Online groups provide another way for geographically disparate fans to connect daily. On Facebook, steampunk-themed groups boast hundreds of thousands of members sharing images, craft tutorials, fashion tips, and more. Sites like BrassGoggles Forum and the Steampunk Empire Gazette also provide a home for online discussion and collaboration about practical crafting techniques and community news.
Popularity and Influences of Steampunk
Over the past few decades, steampunk has ridden a wave of growing popularity, boosted by its visual appeal across many creative mediums. Steampunk motifs now show up in everyday culture through fashion trends, architecture, design, television, and film.
Steampunk offers creative source material that is both familiar yet imaginative.
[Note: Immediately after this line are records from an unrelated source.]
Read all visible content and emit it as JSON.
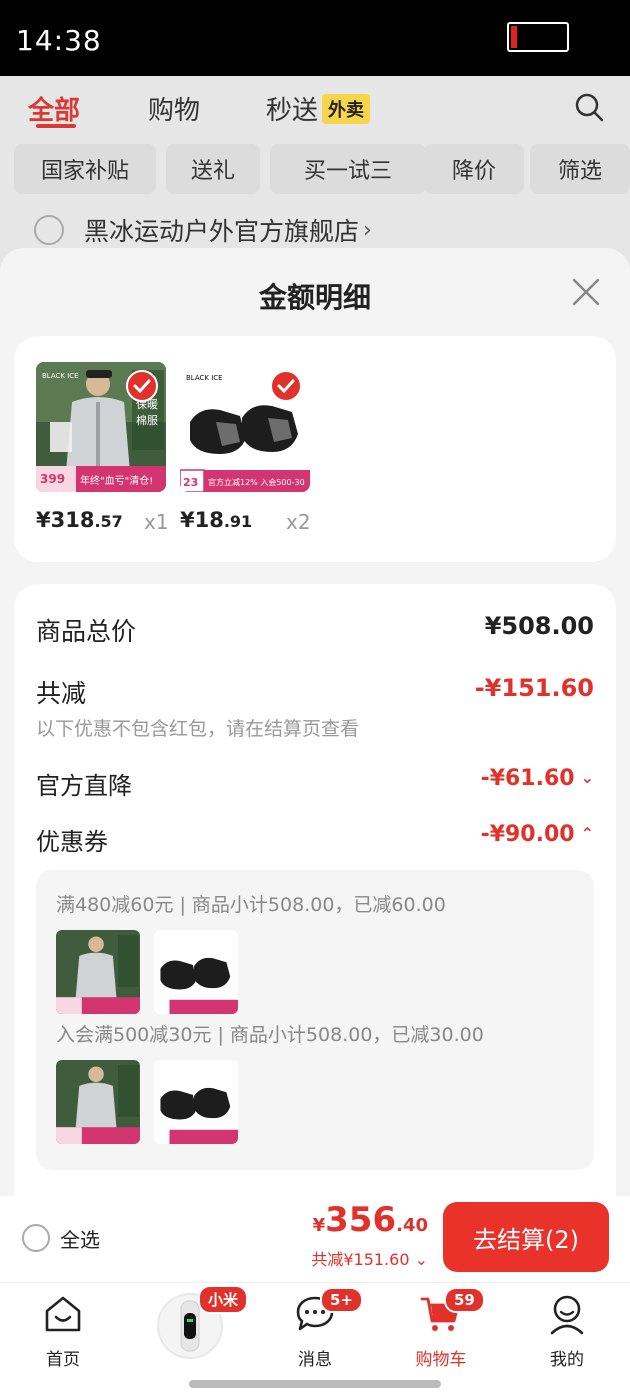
{
  "status_bar": {
    "time": "14:38"
  },
  "top_tabs": [
    {
      "label": "全部",
      "active": true
    },
    {
      "label": "购物",
      "active": false
    },
    {
      "label": "秒送",
      "active": false,
      "tag": "外卖"
    }
  ],
  "filter_chips": [
    "国家补贴",
    "送礼",
    "买一试三",
    "降价",
    "筛选"
  ],
  "store": {
    "name": "黑冰运动户外官方旗舰店",
    "arrow": "›"
  },
  "sheet": {
    "title": "金额明细",
    "products": [
      {
        "name": "jacket",
        "price_int": "¥318",
        "price_dec": ".57",
        "qty": "x1",
        "promo_price": "399",
        "promo_text": "年终\"血亏\"清仓!",
        "badge_text": "男士保暖棉服",
        "brand": "BLACK ICE"
      },
      {
        "name": "socks",
        "price_int": "¥18",
        "price_dec": ".91",
        "qty": "x2",
        "promo_price": "23",
        "promo_text": "官方立减12% 入会500-30",
        "brand": "BLACK ICE"
      }
    ],
    "summary": {
      "total_label": "商品总价",
      "total_value": "¥508.00",
      "reduce_label": "共减",
      "reduce_value": "-¥151.60",
      "note": "以下优惠不包含红包，请在结算页查看",
      "direct_label": "官方直降",
      "direct_value": "-¥61.60",
      "coupon_label": "优惠券",
      "coupon_value": "-¥90.00"
    },
    "coupons": [
      {
        "text": "满480减60元 | 商品小计508.00，已减60.00"
      },
      {
        "text": "入会满500减30元 | 商品小计508.00，已减30.00"
      }
    ]
  },
  "checkout": {
    "select_all": "全选",
    "currency": "¥",
    "total_int": "356",
    "total_dec": ".40",
    "saved": "共减¥151.60",
    "button": "去结算(2)"
  },
  "nav": [
    {
      "label": "首页",
      "icon": "home-icon"
    },
    {
      "label": "",
      "icon": "smart-band-icon",
      "badge": "小米"
    },
    {
      "label": "消息",
      "icon": "message-icon",
      "badge": "5+"
    },
    {
      "label": "购物车",
      "icon": "cart-icon",
      "badge": "59",
      "active": true
    },
    {
      "label": "我的",
      "icon": "user-icon"
    }
  ],
  "colors": {
    "accent": "#e0322b",
    "tag_yellow": "#f7d54a"
  }
}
Its signature retro-futuristic technologies feel quaintly analogue compared to the realities of modern computing and AI. By looking to the past, steampunk allows us to reimagine the course of technological change in more optimistic and colorful ways.
Culturally, steampunk also fuels a spirit of rebellion and empowerment. Its tough female heroines, eccentric underdog inventors, and anti-establishment air pirates offer inspiring counter-cultural role models. They fight back against oppressive institutions and demonstrate the power of imagination and determination over brute force.
Steampunk has come to influence many aspects of culture and design, even outside its core community. Its vintage-industrial aesthetics lend a neo-retro flair to products, architecture, and visual media. And it empowers people to learn creative skills and take technologies into their own hands though its DIY maker culture. Thirty years after its tongue-in-cheek christening, steampunk continues to steam steadily ahead as an energetic influencer of art, fashion, and pop culture.